La grève contre la hausse des frais de scolarité est-elle un enjeu politique ou juridique ? Le mouvement mélange les genres depuis qu’une poignée d’étudiants et même l’UdeM s’en sont remis aux tribunaux pour lever le blocage des cours. Affirmation de l’État de droit ou entrave à la contestation populaire, cette judiciarisation du débat divise.
Guillaume Charrette, étudiant en droit de l’UdeM, est l’un des requérants québécois à être passé devant la Cour supérieure pour demander une injonction contre le blocage des cours. Mais ce n’est pas contre la grève qu’il agit, et ses opinions politiques n’ont pas d’importance, insiste-t-il.
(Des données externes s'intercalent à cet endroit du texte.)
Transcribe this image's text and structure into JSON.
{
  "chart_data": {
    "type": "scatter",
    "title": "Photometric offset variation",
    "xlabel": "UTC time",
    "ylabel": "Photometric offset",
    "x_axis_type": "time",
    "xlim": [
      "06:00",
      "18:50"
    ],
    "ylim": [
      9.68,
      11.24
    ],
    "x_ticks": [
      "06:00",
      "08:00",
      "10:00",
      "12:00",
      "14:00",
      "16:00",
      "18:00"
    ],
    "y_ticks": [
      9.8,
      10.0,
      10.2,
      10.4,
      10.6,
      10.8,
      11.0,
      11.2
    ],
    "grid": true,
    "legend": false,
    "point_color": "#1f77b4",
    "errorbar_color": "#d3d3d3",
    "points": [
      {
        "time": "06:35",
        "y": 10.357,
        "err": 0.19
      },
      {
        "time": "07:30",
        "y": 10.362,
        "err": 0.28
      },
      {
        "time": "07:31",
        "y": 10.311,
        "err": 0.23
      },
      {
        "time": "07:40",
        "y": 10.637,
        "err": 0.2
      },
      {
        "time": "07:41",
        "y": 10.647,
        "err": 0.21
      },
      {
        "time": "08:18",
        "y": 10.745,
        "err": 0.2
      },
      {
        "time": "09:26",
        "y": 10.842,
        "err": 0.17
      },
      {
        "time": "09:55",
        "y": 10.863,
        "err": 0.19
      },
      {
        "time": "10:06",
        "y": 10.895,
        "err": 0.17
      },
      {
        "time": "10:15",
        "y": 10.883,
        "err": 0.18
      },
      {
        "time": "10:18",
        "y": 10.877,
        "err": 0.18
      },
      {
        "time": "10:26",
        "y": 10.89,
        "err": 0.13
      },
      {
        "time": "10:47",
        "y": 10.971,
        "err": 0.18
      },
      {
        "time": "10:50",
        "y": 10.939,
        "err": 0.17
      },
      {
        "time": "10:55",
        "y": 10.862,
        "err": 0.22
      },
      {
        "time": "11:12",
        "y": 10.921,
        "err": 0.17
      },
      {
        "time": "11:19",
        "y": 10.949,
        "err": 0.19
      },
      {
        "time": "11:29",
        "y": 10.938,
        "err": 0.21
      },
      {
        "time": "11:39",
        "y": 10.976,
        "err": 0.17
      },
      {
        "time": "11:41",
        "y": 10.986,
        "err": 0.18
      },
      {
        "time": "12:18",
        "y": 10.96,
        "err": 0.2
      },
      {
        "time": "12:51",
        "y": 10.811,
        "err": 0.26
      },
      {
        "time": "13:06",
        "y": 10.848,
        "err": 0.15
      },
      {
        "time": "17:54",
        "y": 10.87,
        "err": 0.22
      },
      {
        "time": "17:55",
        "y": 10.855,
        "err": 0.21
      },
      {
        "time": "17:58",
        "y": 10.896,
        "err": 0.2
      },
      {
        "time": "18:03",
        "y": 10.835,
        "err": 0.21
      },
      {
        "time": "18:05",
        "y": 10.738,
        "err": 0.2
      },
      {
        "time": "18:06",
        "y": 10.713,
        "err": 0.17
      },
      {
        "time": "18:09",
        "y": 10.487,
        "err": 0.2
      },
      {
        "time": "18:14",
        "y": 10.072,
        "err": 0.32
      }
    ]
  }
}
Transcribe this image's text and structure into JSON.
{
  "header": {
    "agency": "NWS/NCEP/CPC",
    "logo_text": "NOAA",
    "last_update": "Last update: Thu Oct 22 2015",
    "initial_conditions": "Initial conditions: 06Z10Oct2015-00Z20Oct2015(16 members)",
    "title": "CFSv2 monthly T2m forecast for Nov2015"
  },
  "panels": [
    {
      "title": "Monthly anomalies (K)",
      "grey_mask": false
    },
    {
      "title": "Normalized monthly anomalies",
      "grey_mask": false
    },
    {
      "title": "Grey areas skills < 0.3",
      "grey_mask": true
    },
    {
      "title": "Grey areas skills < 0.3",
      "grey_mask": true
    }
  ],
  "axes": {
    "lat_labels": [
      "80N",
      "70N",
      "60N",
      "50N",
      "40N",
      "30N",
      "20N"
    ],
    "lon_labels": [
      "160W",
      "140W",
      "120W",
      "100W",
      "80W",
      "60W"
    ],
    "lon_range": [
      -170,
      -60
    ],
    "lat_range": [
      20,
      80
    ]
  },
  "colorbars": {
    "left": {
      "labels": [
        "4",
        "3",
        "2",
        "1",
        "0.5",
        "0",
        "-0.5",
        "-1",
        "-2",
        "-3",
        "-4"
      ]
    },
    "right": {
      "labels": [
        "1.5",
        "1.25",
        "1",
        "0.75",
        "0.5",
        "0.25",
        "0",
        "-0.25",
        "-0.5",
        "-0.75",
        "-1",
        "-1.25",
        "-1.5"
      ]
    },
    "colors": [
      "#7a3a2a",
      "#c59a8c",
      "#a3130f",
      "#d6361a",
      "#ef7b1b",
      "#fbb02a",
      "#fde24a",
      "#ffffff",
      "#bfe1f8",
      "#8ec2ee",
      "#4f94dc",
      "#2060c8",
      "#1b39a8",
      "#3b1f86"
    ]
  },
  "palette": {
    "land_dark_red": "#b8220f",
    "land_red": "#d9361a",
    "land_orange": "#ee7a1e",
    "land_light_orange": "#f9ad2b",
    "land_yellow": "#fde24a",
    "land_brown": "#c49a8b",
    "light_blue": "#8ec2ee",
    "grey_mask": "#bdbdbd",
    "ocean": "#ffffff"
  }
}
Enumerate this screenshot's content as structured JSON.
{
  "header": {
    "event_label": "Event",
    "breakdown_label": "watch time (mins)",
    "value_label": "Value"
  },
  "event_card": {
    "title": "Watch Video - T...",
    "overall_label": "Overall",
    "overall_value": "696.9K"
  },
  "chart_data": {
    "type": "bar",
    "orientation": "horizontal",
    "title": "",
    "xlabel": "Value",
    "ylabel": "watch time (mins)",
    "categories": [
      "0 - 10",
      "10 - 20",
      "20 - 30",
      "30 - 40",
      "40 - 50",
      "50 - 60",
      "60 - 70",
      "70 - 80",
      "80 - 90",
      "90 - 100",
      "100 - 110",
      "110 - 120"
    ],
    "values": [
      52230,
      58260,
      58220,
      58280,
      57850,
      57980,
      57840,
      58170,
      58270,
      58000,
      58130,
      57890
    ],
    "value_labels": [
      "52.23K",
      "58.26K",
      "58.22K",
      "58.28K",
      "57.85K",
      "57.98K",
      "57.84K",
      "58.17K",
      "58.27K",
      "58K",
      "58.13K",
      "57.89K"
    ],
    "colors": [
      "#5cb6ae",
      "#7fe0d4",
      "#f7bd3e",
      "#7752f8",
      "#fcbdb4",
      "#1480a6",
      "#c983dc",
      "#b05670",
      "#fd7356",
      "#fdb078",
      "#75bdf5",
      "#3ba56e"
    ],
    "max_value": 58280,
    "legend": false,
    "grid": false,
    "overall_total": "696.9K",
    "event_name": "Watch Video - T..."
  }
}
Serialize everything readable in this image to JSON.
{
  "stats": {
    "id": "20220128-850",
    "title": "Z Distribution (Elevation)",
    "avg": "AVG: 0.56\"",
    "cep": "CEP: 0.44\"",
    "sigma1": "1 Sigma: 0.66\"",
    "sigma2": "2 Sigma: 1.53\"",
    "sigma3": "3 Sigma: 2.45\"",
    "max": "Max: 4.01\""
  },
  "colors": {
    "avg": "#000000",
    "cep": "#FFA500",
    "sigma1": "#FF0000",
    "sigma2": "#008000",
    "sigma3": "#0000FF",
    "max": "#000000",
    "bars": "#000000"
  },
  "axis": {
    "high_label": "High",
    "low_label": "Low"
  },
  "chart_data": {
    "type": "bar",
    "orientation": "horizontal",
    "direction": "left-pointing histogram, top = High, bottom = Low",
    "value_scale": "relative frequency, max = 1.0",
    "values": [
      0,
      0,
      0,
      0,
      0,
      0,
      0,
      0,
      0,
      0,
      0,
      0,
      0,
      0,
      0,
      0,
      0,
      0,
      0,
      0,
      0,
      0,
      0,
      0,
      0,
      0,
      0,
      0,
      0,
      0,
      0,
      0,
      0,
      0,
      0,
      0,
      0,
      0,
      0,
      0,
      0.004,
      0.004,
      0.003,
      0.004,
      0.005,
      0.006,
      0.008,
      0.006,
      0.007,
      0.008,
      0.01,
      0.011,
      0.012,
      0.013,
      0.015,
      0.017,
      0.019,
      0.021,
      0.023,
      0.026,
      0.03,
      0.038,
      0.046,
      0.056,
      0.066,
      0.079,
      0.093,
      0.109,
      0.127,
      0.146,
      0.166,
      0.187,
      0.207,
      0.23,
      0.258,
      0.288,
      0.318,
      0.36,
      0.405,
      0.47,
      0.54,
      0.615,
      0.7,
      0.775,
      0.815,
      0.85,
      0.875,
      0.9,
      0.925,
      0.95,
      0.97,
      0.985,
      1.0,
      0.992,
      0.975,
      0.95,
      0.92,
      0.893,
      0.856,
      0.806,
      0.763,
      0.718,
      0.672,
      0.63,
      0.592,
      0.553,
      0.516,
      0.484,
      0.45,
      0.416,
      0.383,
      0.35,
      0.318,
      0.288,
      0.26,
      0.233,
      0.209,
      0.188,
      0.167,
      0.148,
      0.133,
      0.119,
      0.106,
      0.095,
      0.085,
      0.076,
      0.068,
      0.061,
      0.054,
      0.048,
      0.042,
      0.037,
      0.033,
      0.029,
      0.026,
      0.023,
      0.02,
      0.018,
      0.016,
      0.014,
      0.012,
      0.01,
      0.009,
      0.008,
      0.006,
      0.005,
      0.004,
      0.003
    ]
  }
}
Pour lui, le respect des principes de droit fondamentaux est un combat qui dépasse les débats idéologiques. « Trop souvent, on dit : “ma cause est juste donc j’ai le droit de faire reculer tes droits”. Mais relativiser le droit qu’aurait quelqu’un d’aller à l’école, c’est aussi relativiser tous les autres droits qu’a cette personne, argumente-t-il. Si les étudiants sont prêts à laisser tomber mon droit d’aller à l’école, moi je suis prêt à laisser tomber leur droit de manifester. » Le droit est l’expression de la démocratie, selon lui. « Quand on veut s’exprimer, on fait des règlements, des décrets ou des lois, avance-t-il. C’est comme ça qu’on oriente la conduite sociale.»
M. Charette explique aussi avoir reçu une dizaine de courriels d’étudiants lui faisant part de situations très problématiques. Il en a publié deux sur son blogue, Le blogue caféiste. « Ça a des impacts tellement gigantesques sur leur vie. Il y a une limite à l’inadmissible », accuse-t-il.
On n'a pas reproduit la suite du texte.